Kew Gardens Gets Short End of Longer MTA Bus Deal: CB 9

Kew Gardens Gets Short End of Longer MTA Bus Deal: CB 9

Some Kew Gardens residents are up in arms over the city's plans to tweak the Q10 bus route. Courtesy photo

Some Kew Gardens residents are up in arms over the city’s plans to tweak the Q10 bus route. Courtesy photo

Both the buses and frustrations are growing in Kew Gardens.

Members of Queens Community Board 9 have asked the Metropolitan Transportation Authority to put the brakes on a plan than would run longer articulated buses along the Q10 line between Kew Gardens and John F. Kennedy International Airport and stop on Kew Gardens Road for shift changes. The agency visited the group’s March meeting to discuss the change and was met with some criticism.

“This would be a complete nightmare,” said Andrea Crawford, chair of the CB 9 Transportation Committee. “This kind of thing may work down along other routes, but not in Kew Gardens. It’s just inappropriate.”

Albert Lai of the MTA delivered the latest plans for the Q10 at last month’s CB 9 meeting and said the agency’s goal was to send buses up Lefferts Boulevard with a left turn onto Kew Gardens Road before getting onto Queens Boulevard. Along that route, buses would be making 10-minute rest stops near 80th Road in between shifts, he said.

The bus stops themselves would also be adjusted to make room for the bigger buses by eliminating about seven nearby parking spots, the MTA said. The entire plan, the agency said, was crafted with the goal of street congestion and providing more commuting options to riders.

“Those are apartment buildings – people live there,” Crawford said. “This is not an industrial area. It is a residential block. Utilizing Queens Boulevard would be much better.”

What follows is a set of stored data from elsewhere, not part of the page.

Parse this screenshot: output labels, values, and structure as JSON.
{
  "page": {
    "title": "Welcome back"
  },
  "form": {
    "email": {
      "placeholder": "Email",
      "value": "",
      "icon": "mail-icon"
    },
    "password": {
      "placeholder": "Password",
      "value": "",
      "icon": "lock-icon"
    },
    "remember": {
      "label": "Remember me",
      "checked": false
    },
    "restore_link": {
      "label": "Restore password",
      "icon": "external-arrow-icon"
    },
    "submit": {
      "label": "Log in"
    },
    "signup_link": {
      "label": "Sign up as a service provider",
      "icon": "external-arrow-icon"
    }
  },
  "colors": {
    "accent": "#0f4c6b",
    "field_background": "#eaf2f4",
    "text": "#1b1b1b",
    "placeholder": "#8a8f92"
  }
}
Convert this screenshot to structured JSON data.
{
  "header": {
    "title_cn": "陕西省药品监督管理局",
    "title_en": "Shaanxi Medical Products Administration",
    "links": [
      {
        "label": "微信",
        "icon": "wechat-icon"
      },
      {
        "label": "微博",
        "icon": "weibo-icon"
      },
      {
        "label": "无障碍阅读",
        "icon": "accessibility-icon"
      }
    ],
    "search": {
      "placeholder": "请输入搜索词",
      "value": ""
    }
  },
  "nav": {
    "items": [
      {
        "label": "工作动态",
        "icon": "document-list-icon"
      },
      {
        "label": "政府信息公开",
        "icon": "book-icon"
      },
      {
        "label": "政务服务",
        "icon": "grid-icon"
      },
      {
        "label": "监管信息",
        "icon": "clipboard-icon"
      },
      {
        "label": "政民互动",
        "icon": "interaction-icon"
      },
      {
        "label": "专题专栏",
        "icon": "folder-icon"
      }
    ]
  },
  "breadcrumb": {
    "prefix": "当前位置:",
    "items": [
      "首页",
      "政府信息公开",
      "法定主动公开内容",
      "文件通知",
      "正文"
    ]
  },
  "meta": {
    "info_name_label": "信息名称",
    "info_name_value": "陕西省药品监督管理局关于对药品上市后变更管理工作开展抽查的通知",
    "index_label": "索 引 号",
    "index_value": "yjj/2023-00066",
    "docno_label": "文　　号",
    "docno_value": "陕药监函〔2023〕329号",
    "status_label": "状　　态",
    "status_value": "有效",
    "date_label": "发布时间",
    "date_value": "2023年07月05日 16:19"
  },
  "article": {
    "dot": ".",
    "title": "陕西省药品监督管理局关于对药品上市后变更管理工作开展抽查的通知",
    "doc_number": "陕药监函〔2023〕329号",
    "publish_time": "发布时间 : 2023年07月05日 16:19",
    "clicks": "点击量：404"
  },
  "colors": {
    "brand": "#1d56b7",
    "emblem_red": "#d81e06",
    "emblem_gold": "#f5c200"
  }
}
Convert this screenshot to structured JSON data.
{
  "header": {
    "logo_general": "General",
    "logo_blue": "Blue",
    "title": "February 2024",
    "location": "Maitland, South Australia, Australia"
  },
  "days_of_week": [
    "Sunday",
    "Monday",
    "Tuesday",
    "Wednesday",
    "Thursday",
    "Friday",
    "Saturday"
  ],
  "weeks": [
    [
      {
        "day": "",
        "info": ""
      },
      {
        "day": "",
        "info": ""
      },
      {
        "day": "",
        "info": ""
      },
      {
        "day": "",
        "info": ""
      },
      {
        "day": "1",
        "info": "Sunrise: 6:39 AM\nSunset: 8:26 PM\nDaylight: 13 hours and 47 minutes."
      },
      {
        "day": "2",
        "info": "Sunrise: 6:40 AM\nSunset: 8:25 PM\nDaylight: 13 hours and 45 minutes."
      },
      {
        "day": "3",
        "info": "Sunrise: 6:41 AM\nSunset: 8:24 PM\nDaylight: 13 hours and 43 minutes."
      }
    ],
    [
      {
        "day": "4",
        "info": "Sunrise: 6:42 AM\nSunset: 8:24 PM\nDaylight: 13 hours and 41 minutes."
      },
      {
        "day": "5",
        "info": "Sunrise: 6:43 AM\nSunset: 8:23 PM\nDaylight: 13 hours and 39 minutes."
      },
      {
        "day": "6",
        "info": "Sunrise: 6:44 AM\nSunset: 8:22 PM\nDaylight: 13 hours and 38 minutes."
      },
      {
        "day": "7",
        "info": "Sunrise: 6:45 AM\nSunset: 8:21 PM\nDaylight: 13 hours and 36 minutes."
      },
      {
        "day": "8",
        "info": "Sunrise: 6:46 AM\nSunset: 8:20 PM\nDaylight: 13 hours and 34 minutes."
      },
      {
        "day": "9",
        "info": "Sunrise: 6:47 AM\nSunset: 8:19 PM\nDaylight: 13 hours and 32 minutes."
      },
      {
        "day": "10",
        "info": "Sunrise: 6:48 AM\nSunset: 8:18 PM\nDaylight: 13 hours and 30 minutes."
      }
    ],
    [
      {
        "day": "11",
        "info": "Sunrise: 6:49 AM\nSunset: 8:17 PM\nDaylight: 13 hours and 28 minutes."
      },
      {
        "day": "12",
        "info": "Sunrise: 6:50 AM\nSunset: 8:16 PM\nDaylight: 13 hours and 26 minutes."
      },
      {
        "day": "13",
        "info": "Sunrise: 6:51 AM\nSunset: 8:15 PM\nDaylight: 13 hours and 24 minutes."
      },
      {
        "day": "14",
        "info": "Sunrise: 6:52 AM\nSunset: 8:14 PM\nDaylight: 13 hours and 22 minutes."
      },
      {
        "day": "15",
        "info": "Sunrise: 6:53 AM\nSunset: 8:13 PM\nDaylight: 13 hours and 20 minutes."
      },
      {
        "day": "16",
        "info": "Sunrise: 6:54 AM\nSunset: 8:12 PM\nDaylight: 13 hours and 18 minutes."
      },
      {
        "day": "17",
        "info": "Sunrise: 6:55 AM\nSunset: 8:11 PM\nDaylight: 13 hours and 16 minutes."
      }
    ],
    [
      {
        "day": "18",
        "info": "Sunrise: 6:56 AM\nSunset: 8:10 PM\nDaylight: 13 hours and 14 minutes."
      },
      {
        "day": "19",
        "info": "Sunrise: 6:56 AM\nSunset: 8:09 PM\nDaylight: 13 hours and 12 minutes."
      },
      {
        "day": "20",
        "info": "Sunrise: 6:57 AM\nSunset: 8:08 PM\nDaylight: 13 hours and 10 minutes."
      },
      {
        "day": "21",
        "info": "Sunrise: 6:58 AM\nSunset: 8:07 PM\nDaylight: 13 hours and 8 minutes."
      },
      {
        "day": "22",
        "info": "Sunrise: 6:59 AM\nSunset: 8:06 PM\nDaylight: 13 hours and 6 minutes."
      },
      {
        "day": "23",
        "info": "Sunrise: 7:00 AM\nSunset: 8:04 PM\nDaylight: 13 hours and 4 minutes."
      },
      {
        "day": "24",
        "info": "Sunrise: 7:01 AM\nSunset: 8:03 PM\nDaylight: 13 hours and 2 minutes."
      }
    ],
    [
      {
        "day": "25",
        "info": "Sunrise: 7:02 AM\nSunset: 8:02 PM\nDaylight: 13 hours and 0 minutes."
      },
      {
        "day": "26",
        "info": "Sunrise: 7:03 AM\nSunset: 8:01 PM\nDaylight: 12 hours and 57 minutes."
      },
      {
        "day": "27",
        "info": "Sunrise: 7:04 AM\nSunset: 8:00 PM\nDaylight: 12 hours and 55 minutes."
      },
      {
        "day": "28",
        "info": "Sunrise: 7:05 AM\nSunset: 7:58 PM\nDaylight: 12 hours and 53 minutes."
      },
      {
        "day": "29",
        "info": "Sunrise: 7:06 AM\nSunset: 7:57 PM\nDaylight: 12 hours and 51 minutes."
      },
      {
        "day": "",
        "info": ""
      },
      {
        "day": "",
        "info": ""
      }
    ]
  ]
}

Crawford argued that Lefferts Boulevard would not be ideal for this kind of plan because it only has one lane going in either direction, making the perfect recipe for congestion and other traffic problems. The additional rest stops would also transform the mid-Queens roadway into an impromptu bus terminal, she said, which would negatively impact the surrounding homes and businesses.

“The MTA already failed us during this winter’s snow storms,” she said of the traditional 40-foot buses she saw struggling to navigate the city’s snowy streets over recent months. “So to put these buses on a one-lane road is just crazy. This is simply an untenable situation.”

One of the more problematic parts of the route, Crawford said, included the northern part of Lefferts Boulevard, where buses were mapped out to drive near PS 99 and put some passing pedestrians at risk.

A spokesman for the MTA said the Q10 route was the agency’s highest-volume local route with an average weekday ridership of nearly 25,000 and a plan such as this one was necessary in order to address overcrowding on the routes.

“The average weekday ridership on NYC routes is approximately 12,000, so there is heavy demand on the Q10 and we have added the articulated busses to meet that demand,” he said.

Crawford argued the MTA needed to do more community outreach before presenting such a proposal, and evidence to her claims was backed up when so many community board members came out in opposition.

The MTA agreed to revisit the alterations and come back to CB 9 within the next week or so.

“That battle, we are still waiting to finish,” she said. “We hope the MTA comes up with a reasonable alternative.”